This is an overview of my implementation of image super-resolution using generative adversarial networks, based on the paper “Photo-Realistic Single Image Super-Resolution Using a Generative Adversarial Network” (Ledig et al., 2017).
I did this project to increase my understanding of how GANs is used in practice, and to get better at reading and implementing research papers.
Problem
- We want to be able to upscale a given image to 4x its resolution, so that the upscaled details look as realistic as possible
Overview of solution
- We will train two neural networks, a generator and a discriminator, against each other
- Generator network will be trained to upscale images to 4x their resolution that fool the discriminator into classifying them as natural (“real”) high-resolution images
- Discriminator network will be trained to discriminate between given two types of images: natural high-resolution images, and images upscaled by the generator
- Both adversarial (cross-entropy-based) loss and perceptual (VGG-based) loss, will be used
Neural Network Architecture
Some differences in my implementation:
- 256 dense layer units in the discriminator, instead of 1024, to save memory
- Nearest-neighbor upscaling instead of sub-pixel convolutions in the generator, since I already had a nearest-neighbor upscaling layer to use
- Reflection padding instead of zero padding, in attempt to avoid border artifacts
Definitions
- Discriminator D will output a value between 0 and 1 representing how confident it thinks that its input is a natural high-resolution image, with 0 meaning generated and 1 meaning natural
- $D(I_{HR})$ is the output of the discriminator for natural high-resolution image input $I_{HR}$
- $D(G(I_{LR}))$ is the output of the discriminator for super-resolved image $G(I_{LR})$ that was created using low-resolution image $I_{LR}$
Loss functions
Perceptual loss
As shown in “Perceptual Losses for Real-Time Style Transfer and Super-Resolution” (Johnson et al., 2016), we get more visually-pleasing results when using perceptual loss instead of pixel-wise MSE to measure the differences between 2 images.

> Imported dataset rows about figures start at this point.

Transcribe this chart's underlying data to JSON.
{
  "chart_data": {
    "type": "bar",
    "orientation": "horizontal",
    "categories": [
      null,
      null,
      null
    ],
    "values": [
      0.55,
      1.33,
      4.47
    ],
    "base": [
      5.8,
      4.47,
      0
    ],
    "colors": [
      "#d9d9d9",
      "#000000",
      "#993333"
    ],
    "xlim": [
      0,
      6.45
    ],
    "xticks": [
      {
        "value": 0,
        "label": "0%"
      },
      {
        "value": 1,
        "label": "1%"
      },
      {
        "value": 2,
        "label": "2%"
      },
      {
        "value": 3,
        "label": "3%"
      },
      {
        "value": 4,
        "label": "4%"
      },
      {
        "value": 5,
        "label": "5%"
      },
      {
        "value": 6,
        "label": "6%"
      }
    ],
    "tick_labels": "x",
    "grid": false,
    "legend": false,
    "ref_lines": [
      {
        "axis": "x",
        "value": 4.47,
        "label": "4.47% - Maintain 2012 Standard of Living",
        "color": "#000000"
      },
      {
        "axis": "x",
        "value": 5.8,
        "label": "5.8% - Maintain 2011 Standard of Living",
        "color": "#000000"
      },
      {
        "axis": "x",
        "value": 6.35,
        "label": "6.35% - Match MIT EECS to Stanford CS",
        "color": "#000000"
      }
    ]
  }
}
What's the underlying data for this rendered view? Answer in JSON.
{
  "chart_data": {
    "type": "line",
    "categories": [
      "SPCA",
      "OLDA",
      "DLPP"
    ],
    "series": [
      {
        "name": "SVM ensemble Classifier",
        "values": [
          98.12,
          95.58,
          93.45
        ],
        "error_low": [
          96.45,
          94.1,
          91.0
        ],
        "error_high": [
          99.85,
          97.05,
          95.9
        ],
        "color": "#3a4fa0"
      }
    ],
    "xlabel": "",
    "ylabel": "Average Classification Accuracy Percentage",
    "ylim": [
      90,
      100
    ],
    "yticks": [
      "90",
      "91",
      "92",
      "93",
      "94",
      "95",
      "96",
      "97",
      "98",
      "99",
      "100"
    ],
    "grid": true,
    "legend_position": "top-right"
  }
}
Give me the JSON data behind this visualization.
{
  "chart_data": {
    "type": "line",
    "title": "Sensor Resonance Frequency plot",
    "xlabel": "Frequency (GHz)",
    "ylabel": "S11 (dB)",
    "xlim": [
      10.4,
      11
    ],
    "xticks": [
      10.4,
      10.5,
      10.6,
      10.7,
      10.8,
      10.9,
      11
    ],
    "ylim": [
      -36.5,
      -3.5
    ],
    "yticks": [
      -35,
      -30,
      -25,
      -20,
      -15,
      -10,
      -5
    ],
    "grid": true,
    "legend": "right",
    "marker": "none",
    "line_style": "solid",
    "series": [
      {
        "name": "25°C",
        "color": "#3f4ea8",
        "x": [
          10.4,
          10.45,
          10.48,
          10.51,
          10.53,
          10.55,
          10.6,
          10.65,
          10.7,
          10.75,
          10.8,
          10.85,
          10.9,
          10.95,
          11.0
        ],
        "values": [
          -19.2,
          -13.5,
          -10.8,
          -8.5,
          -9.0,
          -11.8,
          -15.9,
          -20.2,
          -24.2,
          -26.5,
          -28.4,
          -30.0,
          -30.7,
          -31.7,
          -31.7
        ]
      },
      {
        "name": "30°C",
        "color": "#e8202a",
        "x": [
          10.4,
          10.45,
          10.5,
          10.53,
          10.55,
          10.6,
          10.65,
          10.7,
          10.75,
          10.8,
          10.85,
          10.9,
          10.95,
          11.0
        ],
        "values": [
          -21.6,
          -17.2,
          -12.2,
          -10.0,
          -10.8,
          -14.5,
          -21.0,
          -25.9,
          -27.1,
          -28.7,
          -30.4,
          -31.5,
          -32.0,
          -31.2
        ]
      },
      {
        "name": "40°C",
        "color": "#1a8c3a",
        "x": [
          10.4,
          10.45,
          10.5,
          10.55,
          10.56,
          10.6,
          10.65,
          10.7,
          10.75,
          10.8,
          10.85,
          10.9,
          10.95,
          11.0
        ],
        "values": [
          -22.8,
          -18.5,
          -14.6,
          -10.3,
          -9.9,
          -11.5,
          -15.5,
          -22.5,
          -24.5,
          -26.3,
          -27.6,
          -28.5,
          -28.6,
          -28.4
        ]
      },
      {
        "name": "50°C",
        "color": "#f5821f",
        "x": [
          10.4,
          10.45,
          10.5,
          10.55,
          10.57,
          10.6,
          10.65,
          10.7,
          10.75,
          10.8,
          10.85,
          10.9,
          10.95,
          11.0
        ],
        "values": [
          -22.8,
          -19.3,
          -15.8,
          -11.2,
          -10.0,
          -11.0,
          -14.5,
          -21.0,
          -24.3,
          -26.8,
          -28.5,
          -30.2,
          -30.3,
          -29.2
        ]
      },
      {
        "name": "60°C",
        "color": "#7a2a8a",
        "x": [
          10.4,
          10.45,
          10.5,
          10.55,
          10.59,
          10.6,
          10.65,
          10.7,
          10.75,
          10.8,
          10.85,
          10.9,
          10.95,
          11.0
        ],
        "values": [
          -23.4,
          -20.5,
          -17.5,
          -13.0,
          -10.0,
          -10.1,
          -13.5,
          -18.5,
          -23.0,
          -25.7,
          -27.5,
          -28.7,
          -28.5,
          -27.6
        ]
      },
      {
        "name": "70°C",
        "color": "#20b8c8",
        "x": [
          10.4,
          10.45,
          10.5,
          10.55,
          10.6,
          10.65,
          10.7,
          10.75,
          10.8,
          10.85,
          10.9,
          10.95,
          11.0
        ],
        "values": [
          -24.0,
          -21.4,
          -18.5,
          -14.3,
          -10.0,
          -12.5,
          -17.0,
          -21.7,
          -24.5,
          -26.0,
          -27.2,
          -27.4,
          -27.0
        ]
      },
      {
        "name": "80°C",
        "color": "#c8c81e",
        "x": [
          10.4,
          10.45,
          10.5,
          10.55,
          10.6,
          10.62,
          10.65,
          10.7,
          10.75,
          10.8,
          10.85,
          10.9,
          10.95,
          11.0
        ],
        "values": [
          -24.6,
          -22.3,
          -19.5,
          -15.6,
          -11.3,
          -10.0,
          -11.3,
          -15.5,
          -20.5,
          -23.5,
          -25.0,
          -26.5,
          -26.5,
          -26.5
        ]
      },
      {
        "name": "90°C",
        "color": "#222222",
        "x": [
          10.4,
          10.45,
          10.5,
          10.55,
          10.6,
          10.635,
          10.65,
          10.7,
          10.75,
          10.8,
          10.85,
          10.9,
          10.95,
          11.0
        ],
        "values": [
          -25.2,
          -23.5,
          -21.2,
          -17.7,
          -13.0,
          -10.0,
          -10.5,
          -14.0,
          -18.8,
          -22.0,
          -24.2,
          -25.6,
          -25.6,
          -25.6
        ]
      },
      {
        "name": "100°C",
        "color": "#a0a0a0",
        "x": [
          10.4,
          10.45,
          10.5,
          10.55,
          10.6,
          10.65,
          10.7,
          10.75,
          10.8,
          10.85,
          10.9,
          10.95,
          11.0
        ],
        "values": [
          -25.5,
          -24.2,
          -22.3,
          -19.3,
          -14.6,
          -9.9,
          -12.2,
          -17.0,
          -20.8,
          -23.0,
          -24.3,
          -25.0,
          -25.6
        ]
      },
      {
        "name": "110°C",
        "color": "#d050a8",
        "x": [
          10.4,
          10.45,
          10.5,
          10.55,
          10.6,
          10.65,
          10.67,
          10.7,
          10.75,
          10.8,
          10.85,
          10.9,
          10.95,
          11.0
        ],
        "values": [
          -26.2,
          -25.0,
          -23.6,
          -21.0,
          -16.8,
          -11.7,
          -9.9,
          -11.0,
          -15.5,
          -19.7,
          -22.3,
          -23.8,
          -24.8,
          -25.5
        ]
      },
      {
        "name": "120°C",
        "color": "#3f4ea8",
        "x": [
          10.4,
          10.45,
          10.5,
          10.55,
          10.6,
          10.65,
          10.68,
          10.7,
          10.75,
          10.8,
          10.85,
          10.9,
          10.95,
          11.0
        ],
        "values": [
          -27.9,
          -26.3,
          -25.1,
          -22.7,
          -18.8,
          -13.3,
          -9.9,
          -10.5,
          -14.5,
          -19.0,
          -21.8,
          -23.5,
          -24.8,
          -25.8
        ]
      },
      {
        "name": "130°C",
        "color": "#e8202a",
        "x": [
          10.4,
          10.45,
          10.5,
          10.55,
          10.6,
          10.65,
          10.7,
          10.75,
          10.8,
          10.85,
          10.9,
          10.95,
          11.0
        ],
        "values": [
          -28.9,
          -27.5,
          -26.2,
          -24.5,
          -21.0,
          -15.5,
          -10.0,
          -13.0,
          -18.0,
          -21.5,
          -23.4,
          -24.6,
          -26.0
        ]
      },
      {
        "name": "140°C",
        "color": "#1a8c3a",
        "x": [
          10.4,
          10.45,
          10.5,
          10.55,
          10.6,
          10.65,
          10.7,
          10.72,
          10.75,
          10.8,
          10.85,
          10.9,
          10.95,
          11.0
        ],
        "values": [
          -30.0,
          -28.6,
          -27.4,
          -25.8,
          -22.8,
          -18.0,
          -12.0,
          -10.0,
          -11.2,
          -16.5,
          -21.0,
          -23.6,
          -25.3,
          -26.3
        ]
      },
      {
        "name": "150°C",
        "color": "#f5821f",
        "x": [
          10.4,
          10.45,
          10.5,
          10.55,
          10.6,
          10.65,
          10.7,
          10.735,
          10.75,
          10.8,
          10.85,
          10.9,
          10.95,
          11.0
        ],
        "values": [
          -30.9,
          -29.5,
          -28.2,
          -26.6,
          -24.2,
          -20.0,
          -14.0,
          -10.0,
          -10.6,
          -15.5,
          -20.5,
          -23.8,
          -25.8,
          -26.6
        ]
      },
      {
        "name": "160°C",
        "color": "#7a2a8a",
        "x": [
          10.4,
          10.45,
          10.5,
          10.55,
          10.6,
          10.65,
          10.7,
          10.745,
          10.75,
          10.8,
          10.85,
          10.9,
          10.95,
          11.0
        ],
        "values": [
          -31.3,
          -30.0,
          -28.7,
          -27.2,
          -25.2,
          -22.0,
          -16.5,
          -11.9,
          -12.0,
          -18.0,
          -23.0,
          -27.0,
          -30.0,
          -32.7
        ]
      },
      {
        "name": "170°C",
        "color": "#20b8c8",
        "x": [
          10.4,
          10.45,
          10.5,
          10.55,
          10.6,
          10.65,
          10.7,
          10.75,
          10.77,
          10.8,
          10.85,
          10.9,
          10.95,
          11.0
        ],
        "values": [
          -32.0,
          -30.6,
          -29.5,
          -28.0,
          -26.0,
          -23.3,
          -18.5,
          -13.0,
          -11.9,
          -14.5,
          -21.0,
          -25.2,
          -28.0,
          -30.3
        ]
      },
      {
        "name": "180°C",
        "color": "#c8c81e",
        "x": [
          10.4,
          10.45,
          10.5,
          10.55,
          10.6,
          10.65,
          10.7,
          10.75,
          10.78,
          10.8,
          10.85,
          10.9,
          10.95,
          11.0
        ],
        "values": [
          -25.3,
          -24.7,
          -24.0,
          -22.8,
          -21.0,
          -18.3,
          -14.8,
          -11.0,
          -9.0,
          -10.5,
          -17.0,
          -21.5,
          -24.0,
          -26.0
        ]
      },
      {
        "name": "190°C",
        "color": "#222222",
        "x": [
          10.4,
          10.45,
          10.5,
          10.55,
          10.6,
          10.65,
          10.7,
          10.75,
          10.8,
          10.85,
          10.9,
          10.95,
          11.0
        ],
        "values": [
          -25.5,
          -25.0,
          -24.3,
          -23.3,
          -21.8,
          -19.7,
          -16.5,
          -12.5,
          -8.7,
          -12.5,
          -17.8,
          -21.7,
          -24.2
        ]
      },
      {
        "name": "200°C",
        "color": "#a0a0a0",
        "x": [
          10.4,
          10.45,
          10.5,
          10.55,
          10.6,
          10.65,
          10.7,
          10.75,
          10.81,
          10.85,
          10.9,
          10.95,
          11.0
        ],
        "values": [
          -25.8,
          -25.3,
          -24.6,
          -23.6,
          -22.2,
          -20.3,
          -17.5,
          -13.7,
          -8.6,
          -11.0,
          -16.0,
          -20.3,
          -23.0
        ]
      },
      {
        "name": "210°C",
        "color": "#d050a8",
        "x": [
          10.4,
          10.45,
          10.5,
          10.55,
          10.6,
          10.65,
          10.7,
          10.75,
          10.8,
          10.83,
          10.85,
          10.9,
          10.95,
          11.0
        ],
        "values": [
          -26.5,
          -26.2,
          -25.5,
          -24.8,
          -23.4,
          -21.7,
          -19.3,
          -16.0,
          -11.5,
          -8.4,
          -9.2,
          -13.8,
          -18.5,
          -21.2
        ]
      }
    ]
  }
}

$L_{perceptual}(I_{LR}, I_{HR}) = \frac{1}{n_Hn_Wn_C}||(a(I_{HR}) - a(G(I_{LR}))||^2$
- $a$ is the activation map of the layer block5_conv4 of a pre-trained VGG19 network
- $n_Hn_Wn_C$ is the activation map size
Generator loss
The generator loss is the sum of the VGG-based perceptual loss and an adversarial loss. The perceptual, or content, loss has been previously successfully used in non-GANs image super-resolution networks. The adversarial loss helps the generator better capture the distribution of natural images.
$L_{G} = L_{perceptual}(I_{LR}, I_{HR}) - E_{I_{LR}}[\log(D(G(I_{LR})))]$
Discriminator loss
This is the same cross-entropy-based adversarial loss function used in vanilla GANs.
$L_{D} = -E_{I_{HR}}[\log{D(I_{HR})}] - E_{I_{LR}}[\log(1 - D(G(I_{LR})))]$
Training process
Here are some key details about my training process, and its comparison to the paper’s:
- High-resolution images $I_{HR}$: I used 96x96 resolution random crops from the MSCOCO-2014 dataset, because I already had that dataset downloaded. The paper used 96x96 resolution random crops of 350,000 images from ImageNet
- Low-resolution images $I_{LR}$: created from $I_{HR}$ downsampled by a factor of 4 using a bicubic kernel
- Optimizer: I used an Adam optimizer with a constant learning rate of $10^{-4}$. The paper used a learning rate of $10^{-4}$ for $10^5$ iterations and $10^{-5}$ for another $10^5$ iterations
- My generator was trained from scratch. But the paper employed a trained MSE-based SRResNet as initialization for the generator, to avoid undesired local optima.
Personal results
I implemented the algorithm described in the paper (with a few minor differences as described earlier) in Tensorflow, and was able to get similar results (as judged by my own visual inspection). As a post-processing step, I did histogram-matching on the generator output images after training to improve the color. I’m not sure if the paper’s authors did this.
I haven’t tested to see whether the results would be better with more training, but possibly they would be.
Here is an example of the results:
Random thoughts
To possibly think about and research later:
- What if we did progressively grew the resolutions of the discriminator and generator during training, like in “Progressive Growing of GANs for Improved Quality, Stability, and Variation” (Karras et al., 2018)? Would the model train faster and yield better results?
- What if we replaced the cross-entropy-based adversarial loss with a more modern adversarial loss, such as the Wasserstein loss?
Acknowledgments
This project was based on the paper “Photo-Realistic Single Image Super-Resolution Using a Generative Adversarial Network” (Ledig et al., 2017).